Pakistan. Un photoreportage sur la vie dans l’une des villes les plus chaudes du monde illustre l’impact dévastateur de la crise climatique sur les plus pauvres
À l’approche de la conférence sur les changements climatiques COP26, événement majeur, le nouveau photoreportage réalisé par Amnistie internationale sur la vie des habitant·e·s de Jacobabad, l’une des villes les plus chaudes du monde, illustre avec force l’impact du changement climatique sur les droits humains et souligne le caractère immédiat de la crise climatique pour les populations les plus pauvres du monde.
Ce photoreportage, intitulé Unliveable for Humans, présente des images et des témoignages qui exposent les différentes facettes des répercussions de l’incapacité à faire face collectivement à la crise climatique sur les droits à la santé, à l’éducation et à un environnement sain de la population de Jacobabad, une ville d’environ 200 000 habitant·e·s située dans la province du Sind, où les températures ont régulièrement dépassé les 50 °C au cours des quatre derniers étés.
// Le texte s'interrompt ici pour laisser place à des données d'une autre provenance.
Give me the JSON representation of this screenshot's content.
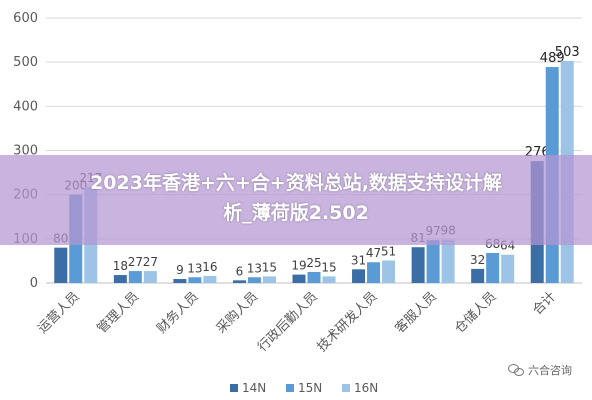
{
  "chart_data": {
    "type": "bar",
    "categories": [
      "运营人员",
      "管理人员",
      "财务人员",
      "采购人员",
      "行政后勤人员",
      "技术研发人员",
      "客服人员",
      "仓储人员",
      "合计"
    ],
    "series": [
      {
        "name": "14N",
        "color": "#3a6ea5",
        "values": [
          80,
          18,
          9,
          6,
          19,
          31,
          81,
          32,
          276
        ]
      },
      {
        "name": "15N",
        "color": "#5b9bd5",
        "values": [
          200,
          27,
          13,
          13,
          25,
          47,
          97,
          68,
          489
        ]
      },
      {
        "name": "16N",
        "color": "#9dc3e6",
        "values": [
          217,
          27,
          16,
          15,
          15,
          51,
          98,
          64,
          503
        ]
      }
    ],
    "ylim": [
      0,
      600
    ],
    "yticks": [
      0,
      100,
      200,
      300,
      400,
      500,
      600
    ],
    "grid": true,
    "legend": "bottom",
    "title": "",
    "xlabel": "",
    "ylabel": ""
  },
  "banner": {
    "line1": "2023年香港+六+合+资料总站,数据支持设计解",
    "line2": "析_薄荷版2.502"
  },
  "watermark": {
    "text": "六合咨询",
    "icon": "wechat-icon"
  }
}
Quatre fois au moins depuis 1987, les températures et les taux d’humidité ont atteint un seuil que les experts qualifient de « plus chaud que ce que le corps humain ne peut supporter »*. Jacobabad est l’une des deux seules villes du monde à avoir ce statut peu enviable.
« Ces images et ces témoignages doivent offrir matière à réflexion aux participant·e·s à la COP26 et leur rappeler que la richesse des pays industrialisés, fondée sur les énergies fossiles et des pratiques non durables, met en péril la survie de millions de personnes autour du globe, particulièrement dans les pays en développement, a déclaré Rimmel Mohydin, chargée de campagne pour l’Asie du Sud à Amnistie internationale.
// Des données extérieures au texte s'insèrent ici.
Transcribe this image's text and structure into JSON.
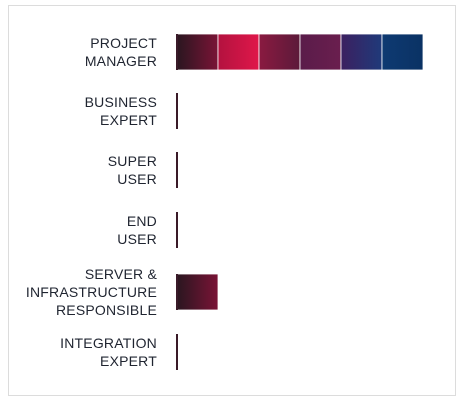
{
  "chart_data": {
    "type": "bar",
    "orientation": "horizontal",
    "stacked": true,
    "categories": [
      [
        "PROJECT",
        "MANAGER"
      ],
      [
        "BUSINESS",
        "EXPERT"
      ],
      [
        "SUPER",
        "USER"
      ],
      [
        "END",
        "USER"
      ],
      [
        "SERVER &",
        "INFRASTRUCTURE",
        "RESPONSIBLE"
      ],
      [
        "INTEGRATION",
        "EXPERT"
      ]
    ],
    "segment_colors": [
      [
        "#2a1620",
        "#7a1436"
      ],
      [
        "#b3123f",
        "#e0174a"
      ],
      [
        "#8a1a40",
        "#5c1a3a"
      ],
      [
        "#5a1c4a",
        "#6a1e4e"
      ],
      [
        "#3c2060",
        "#1f3a7a"
      ],
      [
        "#0e3a72",
        "#0a3264"
      ]
    ],
    "series": [
      {
        "values": [
          1,
          0,
          0,
          0,
          1,
          0
        ]
      },
      {
        "values": [
          1,
          0,
          0,
          0,
          0,
          0
        ]
      },
      {
        "values": [
          1,
          0,
          0,
          0,
          0,
          0
        ]
      },
      {
        "values": [
          1,
          0,
          0,
          0,
          0,
          0
        ]
      },
      {
        "values": [
          1,
          0,
          0,
          0,
          0,
          0
        ]
      },
      {
        "values": [
          1,
          0,
          0,
          0,
          0,
          0
        ]
      }
    ],
    "xlim": [
      0,
      6
    ],
    "grid": false,
    "legend": "none",
    "title": "",
    "xlabel": "",
    "ylabel": ""
  }
}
« Pour les habitant·e·s de Jacobabad, comme pour beaucoup d’autres sur la planète et surtout dans les pays du Sud, la crise climatique n’est pas une lointaine menace mais bien une réalité quotidienne. Le temps n’est plus à l’hésitation, aux manœuvres dilatoires ni aux solutions boiteuses, lorsque les droits fondamentaux de populations sont déjà soumis à des dangers sans précédent. »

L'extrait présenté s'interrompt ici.